按道理来说,周伟珍这样总破坏集体团结、搞分裂的坏分子是应该要被打击处理的,可偏偏她又有个畸形残疾的孩子。
这种情况大队部应该给予照顾才对,妇联的同志也应该来慰问。
就很难做。
事情发展到现在已经超出了预期,秦小妹见大队长脸色不好,知道他为难,便主动给了个台阶下。
她上前捡起水瓢递给方桂华,自己则是嘿咻一声,扛起柴火,“队长,没想到金宝小同志是这个情况,我要早知道就不请您来了,我···我这就回去吧。

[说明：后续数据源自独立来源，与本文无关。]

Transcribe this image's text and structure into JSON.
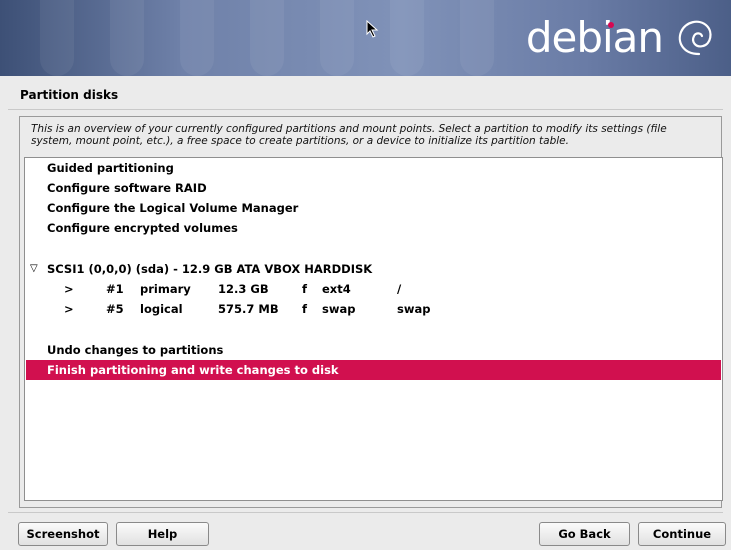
{
  "banner": {
    "logo_text": "debian"
  },
  "page": {
    "title": "Partition disks",
    "description": "This is an overview of your currently configured partitions and mount points. Select a partition to modify its settings (file system, mount point, etc.), a free space to create partitions, or a device to initialize its partition table."
  },
  "menu": {
    "guided": "Guided partitioning",
    "raid": "Configure software RAID",
    "lvm": "Configure the Logical Volume Manager",
    "encrypted": "Configure encrypted volumes",
    "disk": {
      "arrow": "▽",
      "label": "SCSI1 (0,0,0) (sda) - 12.9 GB ATA VBOX HARDDISK"
    },
    "partitions": [
      {
        "marker": ">",
        "number": "#1",
        "type": "primary",
        "size": "12.3 GB",
        "flag": "f",
        "fs": "ext4",
        "mount": "/"
      },
      {
        "marker": ">",
        "number": "#5",
        "type": "logical",
        "size": "575.7 MB",
        "flag": "f",
        "fs": "swap",
        "mount": "swap"
      }
    ],
    "undo": "Undo changes to partitions",
    "finish": "Finish partitioning and write changes to disk"
  },
  "buttons": {
    "screenshot": "Screenshot",
    "help": "Help",
    "go_back": "Go Back",
    "continue": "Continue"
  },
  "colors": {
    "selection": "#d1104f",
    "banner": "#6f81a9"
  }
}
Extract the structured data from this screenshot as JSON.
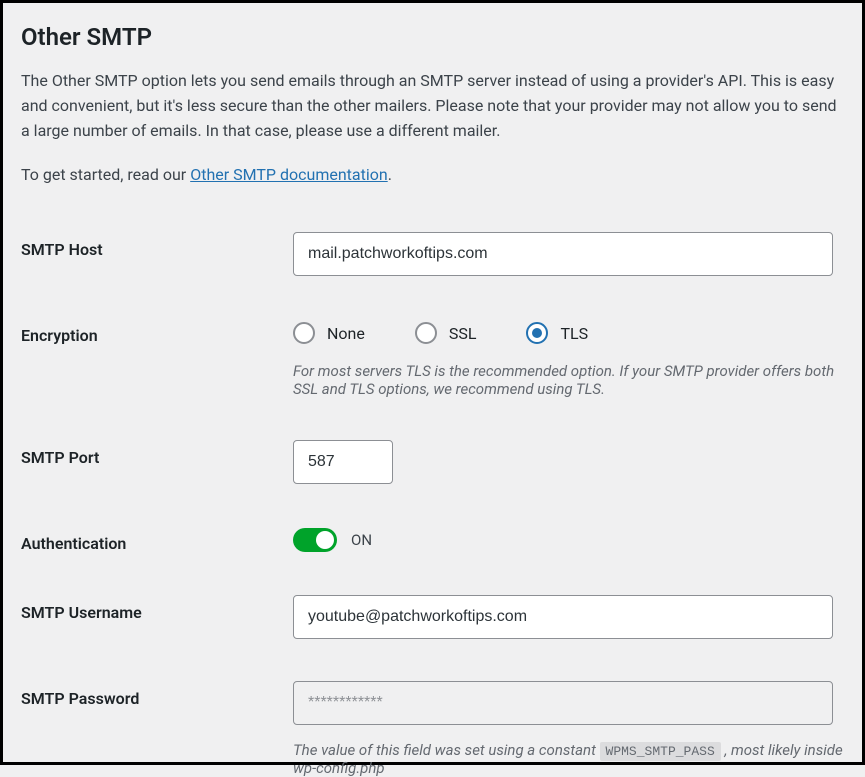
{
  "title": "Other SMTP",
  "description": "The Other SMTP option lets you send emails through an SMTP server instead of using a provider's API. This is easy and convenient, but it's less secure than the other mailers. Please note that your provider may not allow you to send a large number of emails. In that case, please use a different mailer.",
  "intro": {
    "prefix": "To get started, read our ",
    "link_text": "Other SMTP documentation",
    "suffix": "."
  },
  "fields": {
    "host": {
      "label": "SMTP Host",
      "value": "mail.patchworkoftips.com"
    },
    "encryption": {
      "label": "Encryption",
      "options": {
        "none": "None",
        "ssl": "SSL",
        "tls": "TLS"
      },
      "help": "For most servers TLS is the recommended option. If your SMTP provider offers both SSL and TLS options, we recommend using TLS."
    },
    "port": {
      "label": "SMTP Port",
      "value": "587"
    },
    "auth": {
      "label": "Authentication",
      "state": "ON"
    },
    "username": {
      "label": "SMTP Username",
      "value": "youtube@patchworkoftips.com"
    },
    "password": {
      "label": "SMTP Password",
      "value": "************",
      "note_prefix": "The value of this field was set using a constant ",
      "note_code": "WPMS_SMTP_PASS",
      "note_suffix": " , most likely inside wp-config.php"
    }
  }
}
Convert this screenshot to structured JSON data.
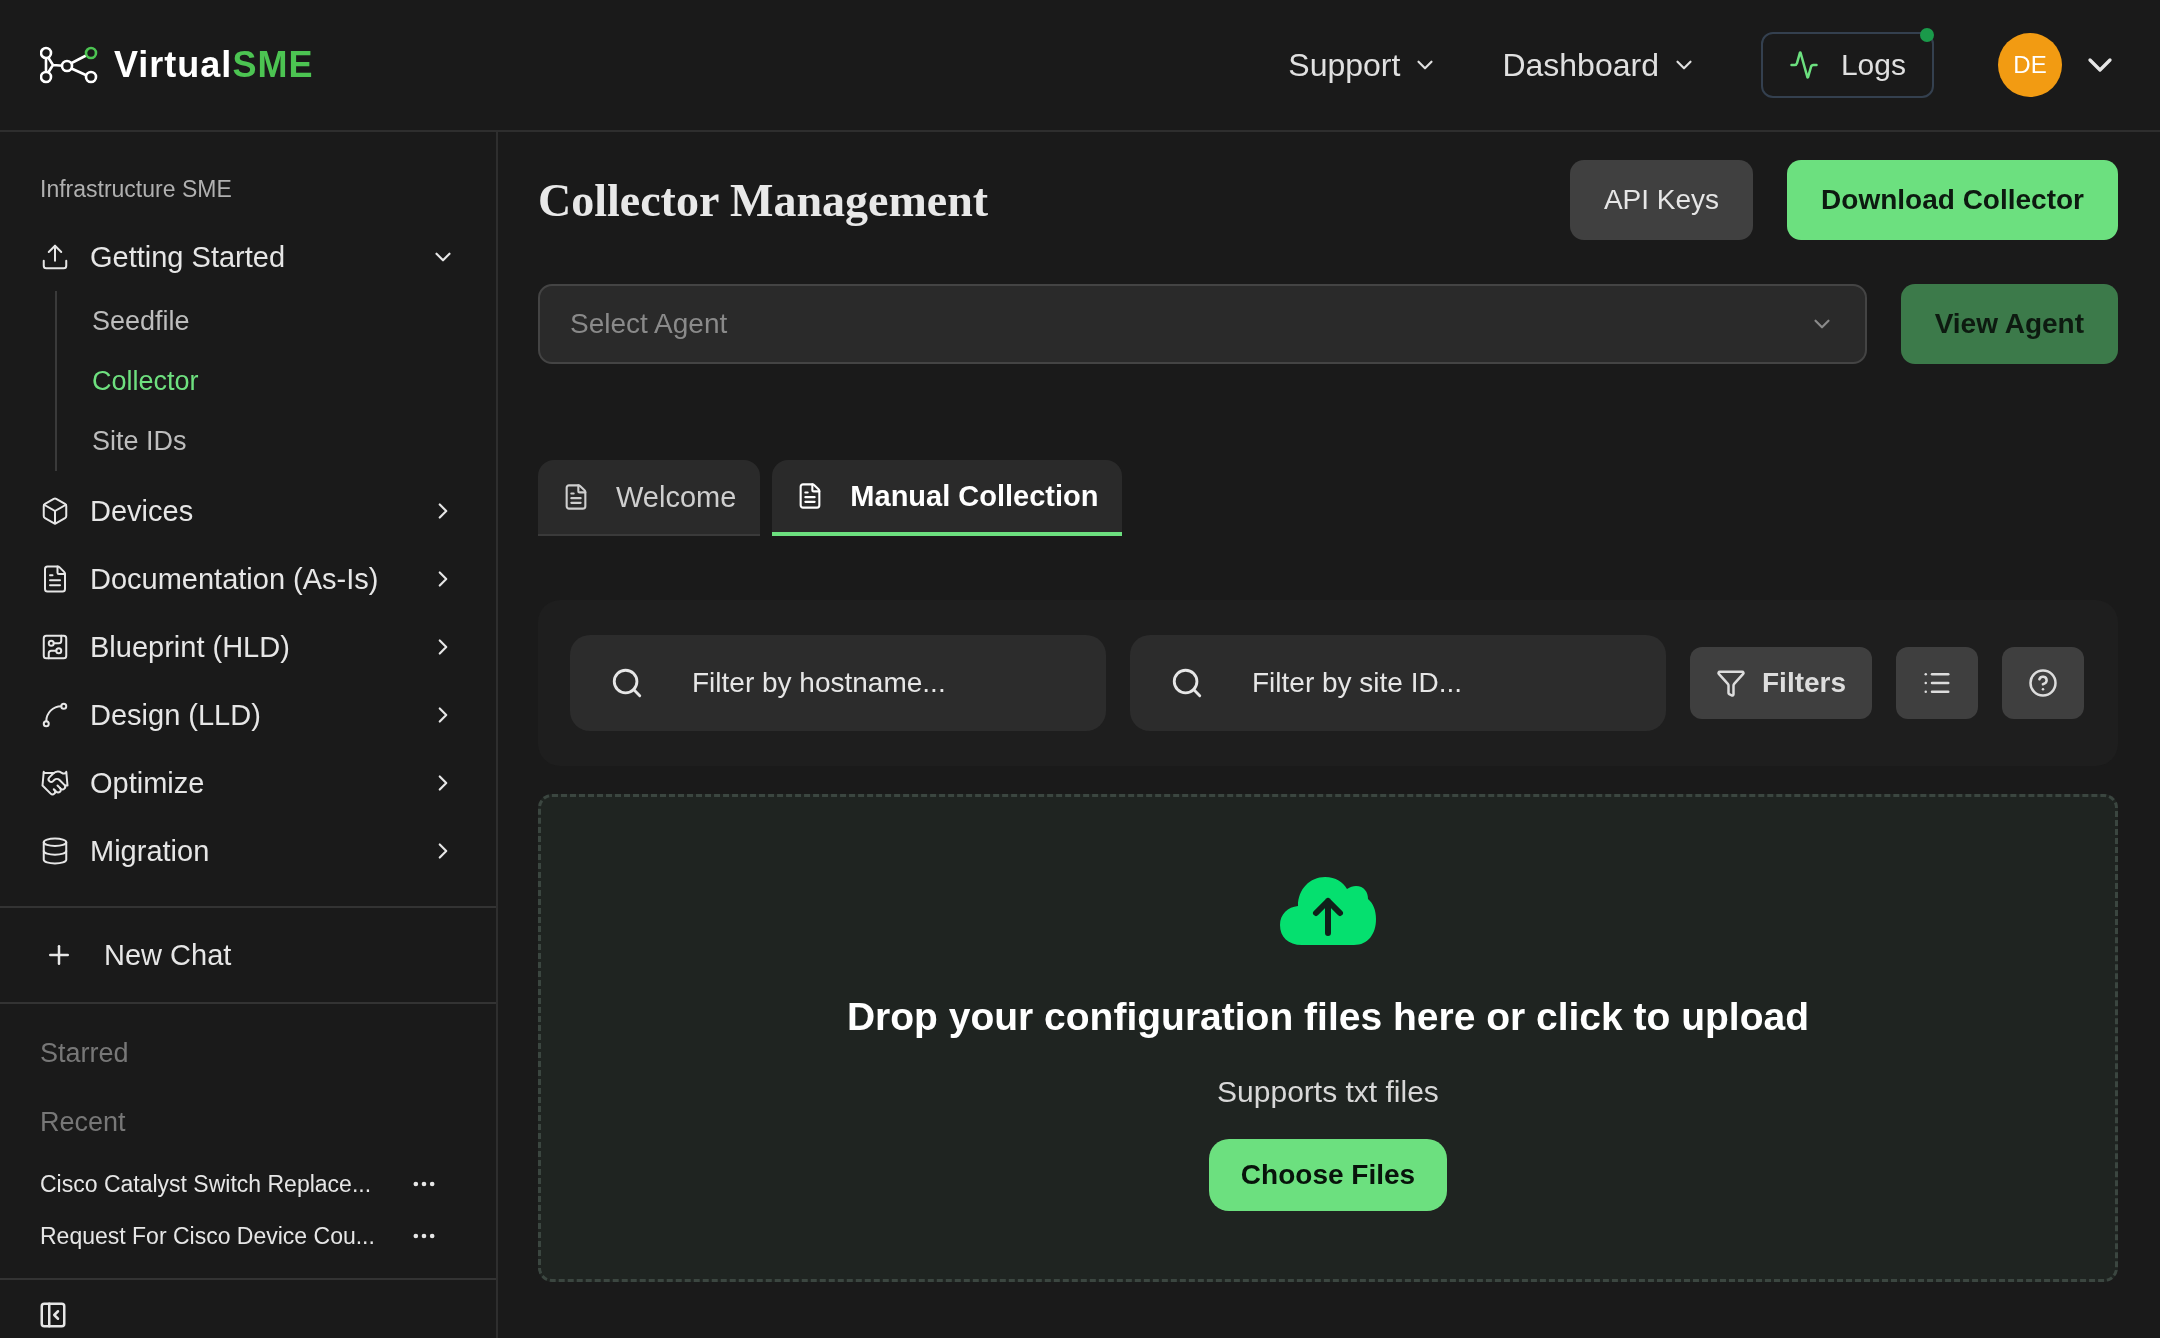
{
  "header": {
    "logo": {
      "part_1": "Virtual",
      "part_2": "SME"
    },
    "nav": [
      {
        "label": "Support"
      },
      {
        "label": "Dashboard"
      }
    ],
    "logs_button": {
      "label": "Logs",
      "notification": true
    },
    "avatar": {
      "initials": "DE"
    }
  },
  "sidebar": {
    "section_title": "Infrastructure SME",
    "items": [
      {
        "label": "Getting Started",
        "expanded": true,
        "children": [
          {
            "label": "Seedfile",
            "selected": false
          },
          {
            "label": "Collector",
            "selected": true
          },
          {
            "label": "Site IDs",
            "selected": false
          }
        ]
      },
      {
        "label": "Devices",
        "expanded": false
      },
      {
        "label": "Documentation (As-Is)",
        "expanded": false
      },
      {
        "label": "Blueprint (HLD)",
        "expanded": false
      },
      {
        "label": "Design (LLD)",
        "expanded": false
      },
      {
        "label": "Optimize",
        "expanded": false
      },
      {
        "label": "Migration",
        "expanded": false
      }
    ],
    "new_chat": "New Chat",
    "starred_title": "Starred",
    "recent_title": "Recent",
    "recent": [
      {
        "title": "Cisco Catalyst Switch Replace..."
      },
      {
        "title": "Request For Cisco Device Cou..."
      }
    ]
  },
  "main": {
    "title": "Collector Management",
    "buttons": [
      {
        "label": "API Keys",
        "kind": "secondary"
      },
      {
        "label": "Download Collector",
        "kind": "primary"
      }
    ],
    "agent_select": {
      "placeholder": "Select Agent"
    },
    "view_agent": "View Agent",
    "tabs": [
      {
        "label": "Welcome",
        "selected": false
      },
      {
        "label": "Manual Collection",
        "selected": true
      }
    ],
    "filters": {
      "hostname_placeholder": "Filter by hostname...",
      "site_placeholder": "Filter by site ID...",
      "filters_button": "Filters"
    },
    "dropzone": {
      "heading": "Drop your configuration files here or click to upload",
      "subtext": "Supports txt files",
      "button": "Choose Files"
    }
  }
}
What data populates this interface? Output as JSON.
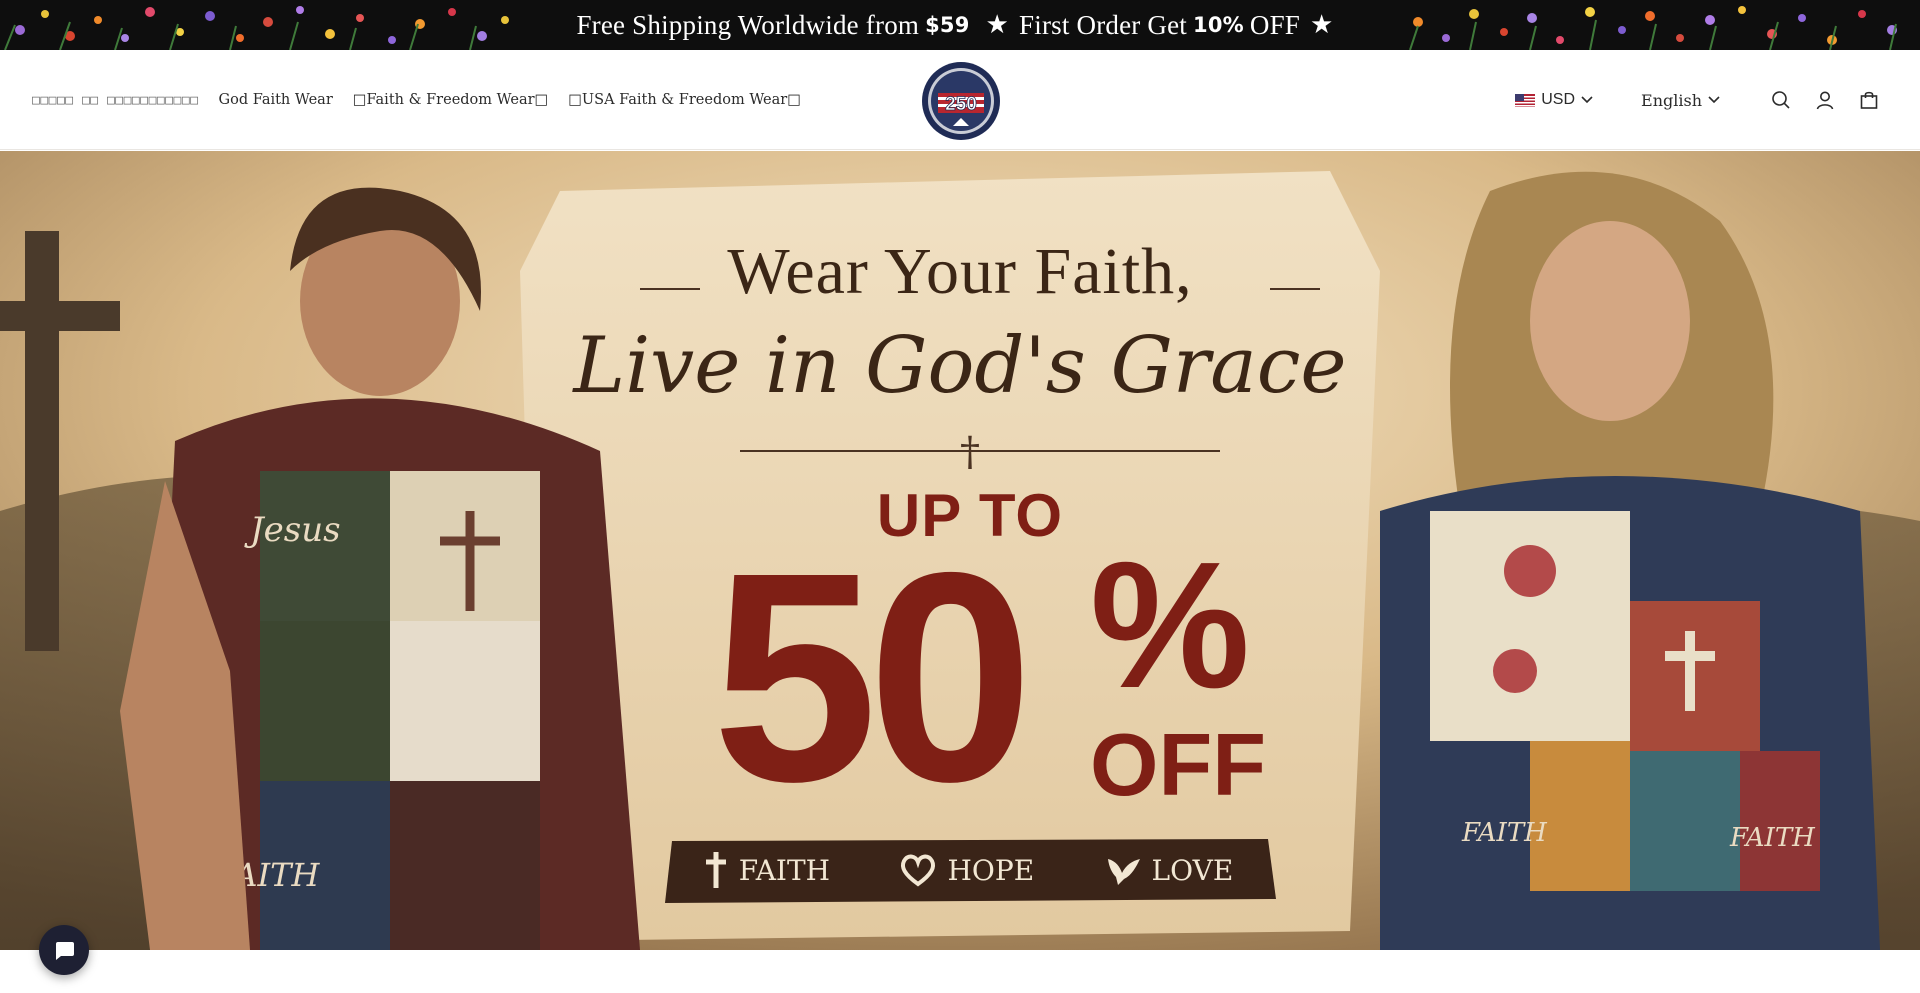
{
  "announcement": {
    "part1": "Free Shipping Worldwide from",
    "amount": "$59",
    "star": "★",
    "part2": "First Order Get",
    "discount": "10%",
    "part3": "OFF"
  },
  "nav": {
    "items": [
      {
        "label": "□□□□□ □□ □□□□□□□□□□□",
        "muted": true
      },
      {
        "label": "God Faith Wear"
      },
      {
        "label": "□Faith & Freedom Wear□"
      },
      {
        "label": "□USA Faith & Freedom Wear□"
      }
    ]
  },
  "logo": {
    "text_top": "usafreedom1776",
    "number": "250"
  },
  "tools": {
    "currency": "USD",
    "language": "English",
    "icons": [
      "search-icon",
      "account-icon",
      "cart-icon"
    ]
  },
  "hero": {
    "headline1": "Wear Your Faith,",
    "headline2": "Live in God's Grace",
    "up_to": "UP TO",
    "number": "50",
    "percent": "%",
    "off": "OFF",
    "values": [
      "FAITH",
      "HOPE",
      "LOVE"
    ],
    "shirt_text_left": [
      "Jesus",
      "FAITH"
    ],
    "shirt_text_right": [
      "FAITH",
      "FAITH"
    ]
  },
  "colors": {
    "announcement_bg": "#0e0e0e",
    "accent_red": "#7f1f15",
    "headline_brown": "#3b2616",
    "band_dark": "#3a2418",
    "chat_bg": "#1e2033"
  }
}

”
说着秦小妹就拉着方桂华要走,李祖富见状一皱眉,把人喊住。
“你这娃子!有话不跟队长说你跟谁说去?再说了···就是家里再困难、再需要帮助,抢人那也是不行的!”
说罢,他瞪了周伟珍一眼,眼角余光瞟见屁股上多出一只手的秦金宝,又无奈的叹了口气。
“你这当娘的也是,有情况不反映给妇联、给大队部,你上村里招摇撞骗、上钱家去抢东西算咋回事儿?告诉你啊,就算知道你们家的情况,该罚的还是得罚你!”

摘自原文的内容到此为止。